Pass a bolt through one end of the tube to create a king-pin. If necessary, adjust its alignment to get it vertical* then tack it in place by welding inside the tube. Repeat at the other end. If the bolts are BZP, grind off the zinc before welding.

Fit the cross-member to the front of the chassis, welding it with the bolts upwards** but on a tilt to achieve whatever angle of caster is preferred.

Tack a length of 25mm flat onto one of the faces of the 50mm upright to make the steering arm. Angle it for Ackerman geomentry, if preferred. Tack a bolt onto a neighbouring face to make the axle. Before welding the parts fully in place, make sure that they wouldn’t foul the chassis during fitting/removal of the upright (see below). And remove the zinc around the bolt-head.

Drop the upright onto one of the king-pins and then spin it down a few turns to the desired height. Check the steering-arm and axle-bolt don’t foul the chassis during fitting.

Remove the upright, finish welding the parts. Refit with grease inside the nuts. Repeat for the other mirror-image upright.

We used 10″ ‘sack truck’ wheels with a 20mm plain-bore in their plastic hubs. We countersunk each end of the bore to 24mm (6mm deep) and pressed-in a 6901-2RS bearing to give compatibility with a 12mm axle. (Beware that 6901ZZ is NOT compatible.) Then we fitted them onto the stub axles using nyloc nuts.

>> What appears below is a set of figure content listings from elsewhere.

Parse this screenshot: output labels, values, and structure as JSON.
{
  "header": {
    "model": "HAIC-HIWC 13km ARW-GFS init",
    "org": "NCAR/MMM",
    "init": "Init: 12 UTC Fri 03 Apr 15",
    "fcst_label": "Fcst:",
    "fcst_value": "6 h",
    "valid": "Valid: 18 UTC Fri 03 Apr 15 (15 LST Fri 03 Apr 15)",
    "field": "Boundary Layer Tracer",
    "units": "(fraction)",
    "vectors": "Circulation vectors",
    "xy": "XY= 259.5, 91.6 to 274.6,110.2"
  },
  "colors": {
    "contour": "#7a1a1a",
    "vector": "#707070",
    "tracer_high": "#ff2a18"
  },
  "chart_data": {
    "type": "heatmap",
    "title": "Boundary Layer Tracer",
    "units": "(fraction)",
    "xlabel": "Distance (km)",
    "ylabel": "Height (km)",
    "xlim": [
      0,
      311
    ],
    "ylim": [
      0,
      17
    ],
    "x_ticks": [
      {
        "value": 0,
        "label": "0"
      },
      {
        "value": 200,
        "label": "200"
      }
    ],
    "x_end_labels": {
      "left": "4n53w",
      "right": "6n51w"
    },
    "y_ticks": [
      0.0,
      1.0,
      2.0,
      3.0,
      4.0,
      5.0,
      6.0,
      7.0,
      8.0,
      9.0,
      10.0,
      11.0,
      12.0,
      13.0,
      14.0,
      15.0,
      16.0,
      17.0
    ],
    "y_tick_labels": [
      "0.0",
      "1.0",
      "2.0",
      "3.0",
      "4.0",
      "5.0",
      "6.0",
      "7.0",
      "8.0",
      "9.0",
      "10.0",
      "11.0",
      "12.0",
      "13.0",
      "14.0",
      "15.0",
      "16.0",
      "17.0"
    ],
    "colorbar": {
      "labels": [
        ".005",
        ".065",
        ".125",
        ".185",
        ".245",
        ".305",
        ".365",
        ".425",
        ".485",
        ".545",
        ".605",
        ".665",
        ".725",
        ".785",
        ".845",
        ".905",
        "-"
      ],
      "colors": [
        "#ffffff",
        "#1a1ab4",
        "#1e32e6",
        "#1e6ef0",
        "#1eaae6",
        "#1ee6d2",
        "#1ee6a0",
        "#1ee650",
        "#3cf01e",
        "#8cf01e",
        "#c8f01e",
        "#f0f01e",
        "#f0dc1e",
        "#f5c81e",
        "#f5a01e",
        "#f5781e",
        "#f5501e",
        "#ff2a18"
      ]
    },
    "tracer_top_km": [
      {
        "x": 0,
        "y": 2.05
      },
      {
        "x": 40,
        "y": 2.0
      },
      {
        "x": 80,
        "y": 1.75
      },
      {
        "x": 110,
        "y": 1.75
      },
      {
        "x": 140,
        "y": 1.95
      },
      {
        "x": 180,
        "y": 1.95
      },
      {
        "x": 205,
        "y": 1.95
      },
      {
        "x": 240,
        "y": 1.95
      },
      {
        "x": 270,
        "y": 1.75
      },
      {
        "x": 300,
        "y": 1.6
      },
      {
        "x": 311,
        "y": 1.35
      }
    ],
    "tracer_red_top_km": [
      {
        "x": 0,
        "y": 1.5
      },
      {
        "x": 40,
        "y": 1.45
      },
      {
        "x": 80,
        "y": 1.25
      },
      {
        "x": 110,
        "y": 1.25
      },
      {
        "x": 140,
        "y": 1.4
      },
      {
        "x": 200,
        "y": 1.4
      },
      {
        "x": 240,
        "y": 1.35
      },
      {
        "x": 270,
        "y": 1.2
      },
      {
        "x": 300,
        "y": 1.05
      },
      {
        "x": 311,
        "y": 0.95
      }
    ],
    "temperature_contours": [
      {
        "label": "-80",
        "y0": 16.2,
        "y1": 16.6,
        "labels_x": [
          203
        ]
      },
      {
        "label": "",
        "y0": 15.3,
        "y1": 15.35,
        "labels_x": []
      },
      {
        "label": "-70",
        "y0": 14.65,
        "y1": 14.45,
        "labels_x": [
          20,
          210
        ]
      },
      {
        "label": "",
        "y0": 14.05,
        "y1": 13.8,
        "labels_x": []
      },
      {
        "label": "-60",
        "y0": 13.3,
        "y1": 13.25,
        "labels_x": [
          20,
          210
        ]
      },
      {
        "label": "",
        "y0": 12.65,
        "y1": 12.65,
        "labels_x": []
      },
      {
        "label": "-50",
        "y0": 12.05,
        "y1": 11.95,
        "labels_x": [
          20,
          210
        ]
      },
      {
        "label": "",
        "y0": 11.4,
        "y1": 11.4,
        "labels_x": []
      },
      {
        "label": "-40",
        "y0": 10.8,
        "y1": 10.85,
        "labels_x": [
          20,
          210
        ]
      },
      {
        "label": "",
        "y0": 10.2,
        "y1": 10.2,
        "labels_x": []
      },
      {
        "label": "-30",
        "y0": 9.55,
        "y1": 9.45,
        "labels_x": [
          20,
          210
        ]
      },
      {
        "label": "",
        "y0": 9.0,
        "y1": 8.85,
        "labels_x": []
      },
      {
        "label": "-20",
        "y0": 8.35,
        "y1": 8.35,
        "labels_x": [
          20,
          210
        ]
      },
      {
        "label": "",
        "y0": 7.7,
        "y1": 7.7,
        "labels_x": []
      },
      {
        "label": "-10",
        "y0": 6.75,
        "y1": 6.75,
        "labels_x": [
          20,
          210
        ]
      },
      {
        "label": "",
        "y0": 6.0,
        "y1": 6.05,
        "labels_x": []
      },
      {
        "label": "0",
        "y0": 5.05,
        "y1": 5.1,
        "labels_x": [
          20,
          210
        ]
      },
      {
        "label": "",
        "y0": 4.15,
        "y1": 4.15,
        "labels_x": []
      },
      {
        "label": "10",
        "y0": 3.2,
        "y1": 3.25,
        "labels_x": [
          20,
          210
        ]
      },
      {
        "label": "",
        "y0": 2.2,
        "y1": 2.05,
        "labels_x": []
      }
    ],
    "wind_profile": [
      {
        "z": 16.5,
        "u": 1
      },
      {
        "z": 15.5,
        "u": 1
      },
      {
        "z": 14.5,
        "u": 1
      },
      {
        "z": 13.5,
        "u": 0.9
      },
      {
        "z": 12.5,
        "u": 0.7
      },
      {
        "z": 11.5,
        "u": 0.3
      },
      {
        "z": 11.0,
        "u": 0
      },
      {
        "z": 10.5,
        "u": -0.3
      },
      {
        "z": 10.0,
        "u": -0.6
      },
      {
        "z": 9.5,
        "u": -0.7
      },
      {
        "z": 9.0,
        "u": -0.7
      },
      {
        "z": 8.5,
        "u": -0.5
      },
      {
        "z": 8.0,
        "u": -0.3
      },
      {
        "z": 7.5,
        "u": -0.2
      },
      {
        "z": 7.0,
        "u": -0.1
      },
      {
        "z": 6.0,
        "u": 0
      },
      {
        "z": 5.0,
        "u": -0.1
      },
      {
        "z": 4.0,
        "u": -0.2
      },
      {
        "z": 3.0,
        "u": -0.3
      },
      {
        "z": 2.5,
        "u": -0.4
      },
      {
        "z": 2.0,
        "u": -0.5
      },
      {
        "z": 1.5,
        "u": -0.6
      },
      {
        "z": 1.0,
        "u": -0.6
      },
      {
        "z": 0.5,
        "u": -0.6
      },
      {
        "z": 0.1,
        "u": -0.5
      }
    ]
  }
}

For the steering head, we used an old bike headtube, connected to the steering arms with M8 threaded rod and standard (RH thread) rose joints. To gain some semblance of Ackermann geometry we used a V-shape arm on the steering head (with a cross-over because our steering arms are leading, not trailing.) The finished result looks like this.

Our Hacky has seen a few races now, and there’s not much we would choose to change from this design. Possibly we’d try replacing the lower (drilled-out) M12 nut in the upright with a 6901ZZ (21mm outside dia) deep-groove bearing.

*The king-pin can be angled toward the tyre contact-point, to reduce tyre-scrub if preferred. Clearly the axle-bolt will be welded at an angle to match too.

**The king-pin could be arranged pointing downwards rather than upwards. But then both the king-pin and the threaded nut in the upright will need to be more firmly welded in place.